The twenties era was a time of prosperity in America. The stock market was booming. There was “a chicken in every pot.” It was the Prohibition era, when millions could be made in getting around the law, and “rum-running” from Bimini to the deserted beaches and remote inlets of South Florida was big business. The twenties also witnessed the re-birth of the Ku Klux Klan across America inspired, it has been suggested, by the heroic portrayal of the Klan in D.W. Griffith’s 1915 silent movie, Birth of a Nation. The Daughters of the Confederacy and other groups raised statues to Confederate leaders, and had streets named in their honor in all of the former rebel states, including Florida [Hollywood recently renamed a trio of “Confederate” streets that that been imposed on a historically black neighborhood there]. Jim Crow laws were enacted to separate whites from blacks in the public sphere. In 1927, city leaders directed that the last integrated public beach in Broward would be off limits to people of color; for two days a week only, blacks were permitted to use the overgrown, untended stretch of shore north of Ft. Lauderdale beach.
This beach would not remain wild. In 1946, a development company, Coral Ridge Properties, was formed by James S. Hunt and Stephen A. Calder, and in 1953 paid Arthur T. Galt $19,400,000 for 2,466 acres of land, which was then considered the largest real estate transaction in U.S. history. House and building lot auctions drew hundreds, lured by celebrity promoters like comedian and television host Johnny Carson. Coral Ridge Properties built the area’s first ocean-front hotel, the “deluxe” Galt Ocean Mile Hotel (1957), where L’Hermitage is today; the group later built Ocean Manor (where Carson bought a penthouse unit). The first hirise apartment building in the neighborhood was Edgewater Arms (1958), followed by Ocean Summit, The Fountainhead (once known as the “Rolls-Royce of the Galt” for its lavish amenities), and, in 1965, The Commodore. In the words of one historian, the Galt in the 1960s was becoming “one of the finest hotel and apartment areas in the world.” These building projects meant that the beach would no longer be accessible to people of color. The city then promised the African- American community a new beach of their own, south of Port Everglades inlet - and only accessible by boat. On the Fourth of July 1961, Dr.
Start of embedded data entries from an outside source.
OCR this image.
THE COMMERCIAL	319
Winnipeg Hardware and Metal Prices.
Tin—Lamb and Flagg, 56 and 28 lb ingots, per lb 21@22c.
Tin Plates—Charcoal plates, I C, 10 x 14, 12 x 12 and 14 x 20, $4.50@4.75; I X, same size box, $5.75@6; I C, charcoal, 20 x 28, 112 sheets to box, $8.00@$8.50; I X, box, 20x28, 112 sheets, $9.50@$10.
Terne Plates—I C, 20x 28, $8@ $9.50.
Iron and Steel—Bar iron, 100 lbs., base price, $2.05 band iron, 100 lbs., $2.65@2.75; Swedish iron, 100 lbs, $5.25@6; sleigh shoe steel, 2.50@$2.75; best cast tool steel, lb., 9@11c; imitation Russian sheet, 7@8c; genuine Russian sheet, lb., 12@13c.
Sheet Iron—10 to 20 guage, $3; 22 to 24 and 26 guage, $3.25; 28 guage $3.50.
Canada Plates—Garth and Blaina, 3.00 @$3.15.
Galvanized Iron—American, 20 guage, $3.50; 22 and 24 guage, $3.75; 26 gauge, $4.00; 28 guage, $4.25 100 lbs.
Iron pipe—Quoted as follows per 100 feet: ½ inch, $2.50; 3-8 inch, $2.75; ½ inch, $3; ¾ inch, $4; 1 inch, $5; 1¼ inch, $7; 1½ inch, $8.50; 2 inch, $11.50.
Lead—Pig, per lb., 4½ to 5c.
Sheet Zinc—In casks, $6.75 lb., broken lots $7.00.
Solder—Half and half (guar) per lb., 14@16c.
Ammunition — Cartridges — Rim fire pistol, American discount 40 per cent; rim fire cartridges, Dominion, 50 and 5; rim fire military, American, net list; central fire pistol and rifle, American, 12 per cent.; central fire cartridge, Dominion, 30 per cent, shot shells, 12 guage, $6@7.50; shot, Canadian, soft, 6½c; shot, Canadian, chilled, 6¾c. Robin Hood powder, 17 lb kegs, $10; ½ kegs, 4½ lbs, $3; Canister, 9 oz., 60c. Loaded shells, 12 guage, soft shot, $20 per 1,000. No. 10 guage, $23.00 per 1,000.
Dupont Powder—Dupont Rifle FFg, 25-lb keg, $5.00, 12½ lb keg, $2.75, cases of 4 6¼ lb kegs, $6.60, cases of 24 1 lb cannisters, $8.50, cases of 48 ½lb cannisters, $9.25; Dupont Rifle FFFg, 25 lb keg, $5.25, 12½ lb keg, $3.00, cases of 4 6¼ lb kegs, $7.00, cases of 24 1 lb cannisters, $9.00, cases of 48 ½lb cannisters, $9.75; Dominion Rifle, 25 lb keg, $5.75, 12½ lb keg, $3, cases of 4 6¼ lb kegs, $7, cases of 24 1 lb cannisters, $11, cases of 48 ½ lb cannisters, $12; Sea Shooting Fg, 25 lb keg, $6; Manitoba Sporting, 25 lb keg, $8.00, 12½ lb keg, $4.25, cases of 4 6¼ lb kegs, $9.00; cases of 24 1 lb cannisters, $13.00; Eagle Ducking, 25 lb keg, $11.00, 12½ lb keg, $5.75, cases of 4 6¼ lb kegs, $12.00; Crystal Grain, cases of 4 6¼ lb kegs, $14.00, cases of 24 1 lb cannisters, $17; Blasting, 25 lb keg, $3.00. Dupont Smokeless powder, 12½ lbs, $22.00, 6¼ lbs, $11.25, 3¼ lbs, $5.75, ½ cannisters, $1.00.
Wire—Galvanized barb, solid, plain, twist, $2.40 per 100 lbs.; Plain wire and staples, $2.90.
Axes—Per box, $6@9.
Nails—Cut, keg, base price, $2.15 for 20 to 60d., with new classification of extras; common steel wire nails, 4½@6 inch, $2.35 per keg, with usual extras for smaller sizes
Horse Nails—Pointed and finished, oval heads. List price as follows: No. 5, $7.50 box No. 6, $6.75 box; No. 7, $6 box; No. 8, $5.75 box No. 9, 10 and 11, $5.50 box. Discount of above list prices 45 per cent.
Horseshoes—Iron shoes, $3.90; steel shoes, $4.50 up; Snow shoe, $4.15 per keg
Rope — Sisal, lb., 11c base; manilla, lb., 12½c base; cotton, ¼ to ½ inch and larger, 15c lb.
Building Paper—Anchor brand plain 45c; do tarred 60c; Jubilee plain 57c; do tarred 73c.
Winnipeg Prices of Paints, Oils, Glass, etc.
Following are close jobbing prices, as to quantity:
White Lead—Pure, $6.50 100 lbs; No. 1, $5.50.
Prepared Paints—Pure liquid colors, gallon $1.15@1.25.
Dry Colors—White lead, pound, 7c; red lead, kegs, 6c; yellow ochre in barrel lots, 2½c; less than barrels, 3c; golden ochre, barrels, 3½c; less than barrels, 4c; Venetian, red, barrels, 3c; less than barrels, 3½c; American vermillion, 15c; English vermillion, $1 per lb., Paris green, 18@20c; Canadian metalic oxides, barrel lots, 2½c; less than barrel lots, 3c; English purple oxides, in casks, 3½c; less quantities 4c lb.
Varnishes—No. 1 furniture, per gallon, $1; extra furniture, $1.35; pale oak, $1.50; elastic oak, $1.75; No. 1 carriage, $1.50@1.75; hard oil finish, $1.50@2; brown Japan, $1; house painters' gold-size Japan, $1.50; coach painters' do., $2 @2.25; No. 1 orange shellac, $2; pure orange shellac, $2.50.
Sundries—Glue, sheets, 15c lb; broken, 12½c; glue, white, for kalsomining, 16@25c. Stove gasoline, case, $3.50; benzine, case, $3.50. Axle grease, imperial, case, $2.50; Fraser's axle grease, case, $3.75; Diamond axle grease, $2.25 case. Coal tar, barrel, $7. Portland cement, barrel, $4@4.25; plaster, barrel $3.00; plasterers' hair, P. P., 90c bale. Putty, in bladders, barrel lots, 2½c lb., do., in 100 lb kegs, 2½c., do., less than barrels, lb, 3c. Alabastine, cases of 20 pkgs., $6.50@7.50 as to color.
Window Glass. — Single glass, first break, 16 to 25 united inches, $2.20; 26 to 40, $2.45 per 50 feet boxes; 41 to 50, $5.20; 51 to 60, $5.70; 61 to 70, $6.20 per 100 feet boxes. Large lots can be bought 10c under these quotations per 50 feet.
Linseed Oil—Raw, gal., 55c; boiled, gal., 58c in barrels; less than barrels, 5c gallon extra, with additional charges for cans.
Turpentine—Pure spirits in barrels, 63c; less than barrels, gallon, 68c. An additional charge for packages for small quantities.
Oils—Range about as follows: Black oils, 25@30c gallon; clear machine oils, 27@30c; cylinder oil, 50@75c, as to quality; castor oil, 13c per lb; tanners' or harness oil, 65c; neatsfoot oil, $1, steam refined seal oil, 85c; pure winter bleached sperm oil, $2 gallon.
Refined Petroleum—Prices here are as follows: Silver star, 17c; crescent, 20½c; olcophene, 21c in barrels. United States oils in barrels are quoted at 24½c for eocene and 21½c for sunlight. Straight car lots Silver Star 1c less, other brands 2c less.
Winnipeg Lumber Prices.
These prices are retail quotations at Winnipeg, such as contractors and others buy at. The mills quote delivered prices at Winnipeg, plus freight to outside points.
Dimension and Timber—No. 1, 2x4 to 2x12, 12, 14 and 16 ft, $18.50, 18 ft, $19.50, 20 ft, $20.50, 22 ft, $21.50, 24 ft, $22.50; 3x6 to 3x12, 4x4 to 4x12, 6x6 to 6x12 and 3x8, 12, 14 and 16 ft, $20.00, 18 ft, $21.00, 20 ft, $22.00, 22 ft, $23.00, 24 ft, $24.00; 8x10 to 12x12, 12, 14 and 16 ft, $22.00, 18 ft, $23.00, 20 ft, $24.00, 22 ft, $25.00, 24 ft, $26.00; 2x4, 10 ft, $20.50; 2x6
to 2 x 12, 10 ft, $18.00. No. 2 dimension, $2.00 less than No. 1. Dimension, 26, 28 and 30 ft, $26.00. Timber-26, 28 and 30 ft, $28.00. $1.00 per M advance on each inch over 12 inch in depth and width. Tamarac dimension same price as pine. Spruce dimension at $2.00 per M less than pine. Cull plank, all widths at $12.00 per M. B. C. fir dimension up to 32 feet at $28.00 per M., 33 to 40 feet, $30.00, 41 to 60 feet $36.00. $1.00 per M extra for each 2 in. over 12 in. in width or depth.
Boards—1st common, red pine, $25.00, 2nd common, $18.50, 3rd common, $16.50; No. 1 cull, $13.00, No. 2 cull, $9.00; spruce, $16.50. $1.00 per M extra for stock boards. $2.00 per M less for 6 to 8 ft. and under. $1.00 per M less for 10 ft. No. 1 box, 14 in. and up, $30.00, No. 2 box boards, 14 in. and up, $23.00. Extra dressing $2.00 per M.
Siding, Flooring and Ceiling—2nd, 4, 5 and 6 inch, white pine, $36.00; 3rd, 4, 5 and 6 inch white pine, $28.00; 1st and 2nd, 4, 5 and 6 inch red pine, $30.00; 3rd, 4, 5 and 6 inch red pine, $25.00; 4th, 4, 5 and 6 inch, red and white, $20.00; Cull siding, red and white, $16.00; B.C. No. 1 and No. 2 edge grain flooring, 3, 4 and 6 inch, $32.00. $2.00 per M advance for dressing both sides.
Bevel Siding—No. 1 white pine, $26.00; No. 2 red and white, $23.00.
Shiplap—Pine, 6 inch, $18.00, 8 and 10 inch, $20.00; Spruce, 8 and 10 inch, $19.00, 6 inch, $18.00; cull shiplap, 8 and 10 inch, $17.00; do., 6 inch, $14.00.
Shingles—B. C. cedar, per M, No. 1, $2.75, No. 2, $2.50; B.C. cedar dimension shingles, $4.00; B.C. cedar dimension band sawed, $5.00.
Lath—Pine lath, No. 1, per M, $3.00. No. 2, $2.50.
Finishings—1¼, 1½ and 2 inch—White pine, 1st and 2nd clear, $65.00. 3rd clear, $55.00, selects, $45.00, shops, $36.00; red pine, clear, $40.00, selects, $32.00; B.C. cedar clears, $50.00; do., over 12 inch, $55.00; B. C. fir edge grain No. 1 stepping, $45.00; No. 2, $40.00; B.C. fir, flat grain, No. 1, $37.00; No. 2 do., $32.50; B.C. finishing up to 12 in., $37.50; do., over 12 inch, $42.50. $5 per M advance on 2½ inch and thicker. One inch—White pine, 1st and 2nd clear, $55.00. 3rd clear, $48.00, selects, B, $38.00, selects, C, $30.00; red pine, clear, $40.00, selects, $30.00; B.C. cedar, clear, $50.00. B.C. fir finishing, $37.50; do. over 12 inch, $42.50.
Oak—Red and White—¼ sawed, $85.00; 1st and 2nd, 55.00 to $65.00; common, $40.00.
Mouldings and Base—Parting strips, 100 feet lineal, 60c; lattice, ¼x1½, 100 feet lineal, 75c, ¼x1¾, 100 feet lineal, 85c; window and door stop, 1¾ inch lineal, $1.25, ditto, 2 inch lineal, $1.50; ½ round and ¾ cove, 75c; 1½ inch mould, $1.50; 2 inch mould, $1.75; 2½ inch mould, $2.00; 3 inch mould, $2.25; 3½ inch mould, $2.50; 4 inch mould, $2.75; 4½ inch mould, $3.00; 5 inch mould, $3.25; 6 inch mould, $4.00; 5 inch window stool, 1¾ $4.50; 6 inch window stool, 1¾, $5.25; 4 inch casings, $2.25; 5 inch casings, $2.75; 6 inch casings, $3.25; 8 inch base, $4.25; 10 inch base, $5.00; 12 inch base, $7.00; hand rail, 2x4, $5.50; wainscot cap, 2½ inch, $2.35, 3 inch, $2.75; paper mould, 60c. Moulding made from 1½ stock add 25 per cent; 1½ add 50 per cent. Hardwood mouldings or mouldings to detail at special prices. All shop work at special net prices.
Von D. Mizell, founder and president of the local NAACP chapter led a peaceful “wade-in” on Ft. Lauderdale beach, and thereafter all of Broward County public beaches were gradually integrated.
By the 1980s the Galt beachfront was completely developed (and, indeed, some properties, like the Days Inn motel next door to the Galleon, were ripe for redevelopment). Much of the land between Galt Ocean Drive and A1A still sat idle, when, in 1988 plans for a Publix supermarket and shopping plaza were announced. A group of residents formed the Galt Owners Association, hired a lawyer, and tried to block the project, urging the city buy the land for a park; this was a futile campaign that resulted only in a Winn-Dixie market instead of a Publix.
In 1993, representatives of the Galt Mile Community Association, dismayed by the boulevard’s dismal appearance – cracked concrete sidewalks, asphalt pavement, concrete utility poles and overhead wiring – began meeting with city officials with the aim of improving the look of the neighborhood. Over 4,000 Galt homeowners were surveyed, with a large majority enthusiastic about the project. In an unusual private/public partnership, there was a self-imposed home owners tax assessed to pay for the $3.2 million project, with $550,000 contributed by the city (which pledged to maintain the improvements). The design was developed and approved in 1994, and the work – buried utilities, pink aggregate sidewalks, narrowed roadway, crosswalk pavers, new traffic signals and signage, new trees and landscaped beds between sidewalk and curb – was completed in 1996. It was the largest capital improvement project of its kind in Florida.